The concept of human rights arose from the atrocities of the Second World War. The international community recognised what could happen when government power is unrestrained. They came up with a list of basic rights that governments should respect, protect and fulfil, and human rights law was born.

Many Australians believe their human rights are well protected. When we promote our values we talk about our freedoms: freedom of speech, of movement, of association. We talk about a fair go – the right to equality, dignity and respect. Life can then take us to one of the small places. An accident can result in disability, or we may have a child with a disability, an ageing parent or be ageing ourselves. In the small places we become aware of our rights; in the small places we realise we have no human rights protections.

Australia is the only western democratic nation that does not have a Human Rights Act or bill of rights. In the US and Canada, human rights are entrenched in their constitution. The UK and New Zealand have human rights legislation. This means that, in all of these countries, the government has a legal obligation to act in accordance with human rights. The ACT and Victoria passed human rights legislation in 2004 and 2006 respectively; however, no other state has done the same and we have no commonwealth legislation that properly protects our rights.

Last year the Four Corners report of the treatment of young people at the Don Dale Youth Detention Centre took us to one of the small places. We saw images of young Australians being stripped and pinned to the ground, detained for days in isolation without access to fresh water or sunlight and being subjected to violence and restraints. In the days following, we heard stories of the treatment of other young people in other detention centres around the country. Our law offered no human rights protections for these young people.

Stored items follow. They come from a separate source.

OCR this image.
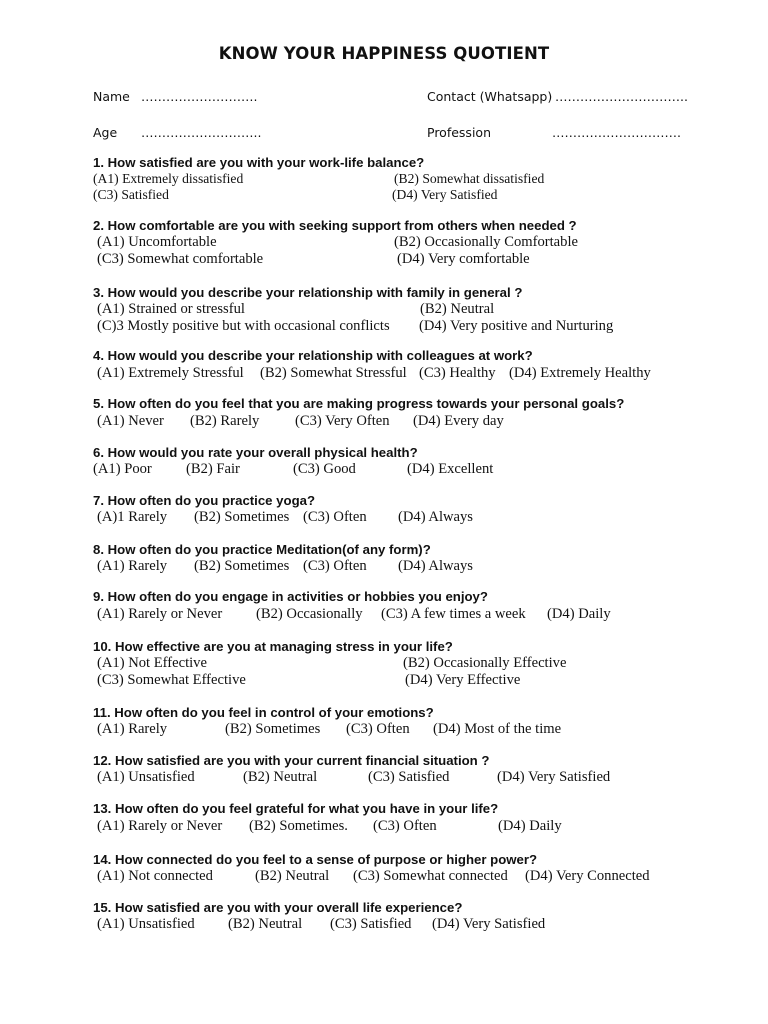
KNOW YOUR HAPPINESS QUOTIENT
Name ……………………….	Contact (Whatsapp) …………………………..
Age ………………………..	Profession	………………………….
1. How satisfied are you with your work-life balance?
(A1) Extremely dissatisfied	(B2) Somewhat dissatisfied
(C3) Satisfied	(D4) Very Satisfied
2. How comfortable are you with seeking support from others when needed ?
(A1) Uncomfortable	(B2) Occasionally Comfortable
(C3) Somewhat comfortable	(D4) Very comfortable
3. How would you describe your relationship with family in general ?
(A1) Strained or stressful	(B2) Neutral
(C)3 Mostly positive but with occasional conflicts (D4) Very positive and Nurturing
4. How would you describe your relationship with colleagues at work?
(A1) Extremely Stressful (B2) Somewhat Stressful (C3) Healthy (D4) Extremely Healthy
5. How often do you feel that you are making progress towards your personal goals?
(A1) Never (B2) Rarely (C3) Very Often (D4) Every day
6. How would you rate your overall physical health?
(A1) Poor (B2) Fair	(C3) Good	(D4) Excellent
7. How often do you practice yoga?
(A)1 Rarely (B2) Sometimes (C3) Often (D4) Always
8. How often do you practice Meditation(of any form)?
(A1) Rarely (B2) Sometimes (C3) Often (D4) Always
9. How often do you engage in activities or hobbies you enjoy?
(A1) Rarely or Never (B2) Occasionally (C3) A few times a week (D4) Daily
10. How effective are you at managing stress in your life?
(A1) Not Effective	(B2) Occasionally Effective
(C3) Somewhat Effective	(D4) Very Effective
11. How often do you feel in control of your emotions?
(A1) Rarely	(B2) Sometimes (C3) Often (D4) Most of the time
12. How satisfied are you with your current financial situation ?
(A1) Unsatisfied	(B2) Neutral	(C3) Satisfied	(D4) Very Satisfied
13. How often do you feel grateful for what you have in your life?
(A1) Rarely or Never (B2) Sometimes. (C3) Often	(D4) Daily
14. How connected do you feel to a sense of purpose or higher power?
(A1) Not connected	(B2) Neutral (C3) Somewhat connected (D4) Very Connected
15. How satisfied are you with your overall life experience?
(A1) Unsatisfied (B2) Neutral (C3) Satisfied (D4) Very Satisfied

We see refugees who are seeking the protection of the Australian Government detained in third-country processing centres where they endure poor living conditions, are exposed to physical and sexual assault and fear for their safety. Our law offers these people no proper human rights protections.

The Australian Government has ratified all of the core international human rights treaties. This means that at an international level they have accepted the obligation to protect the human rights of Australians and those interacting with the Australian Government and law. This obligation includes a requirement to enact laws to give citizens legal protections that they can call upon when their rights are unjustifiably limited. And yet, Australians have no such protections.

In her famous quote, Eleanor Roosevelt also said that “without concerted citizen action to uphold rights close to home, we shall look in vain for progress in the larger world.” Around the country, groups of citizens are working together to continue to push for proper rights protections in Australia. The current grassroots campaign in Queensland has resulted in the Queensland Government making a commitment to introducing a Human Rights Act – but this is yet to be introduced.

We can all play a part in calling on our governments to protect our rights. We live in a country where it is possible to speak to your local member of parliament, to participate in community activism and to share your thoughts freely on social media. With concerted citizen action we can bring change. It is time to ensure that human rights protections – not abuses – exist in the small places throughout our nation.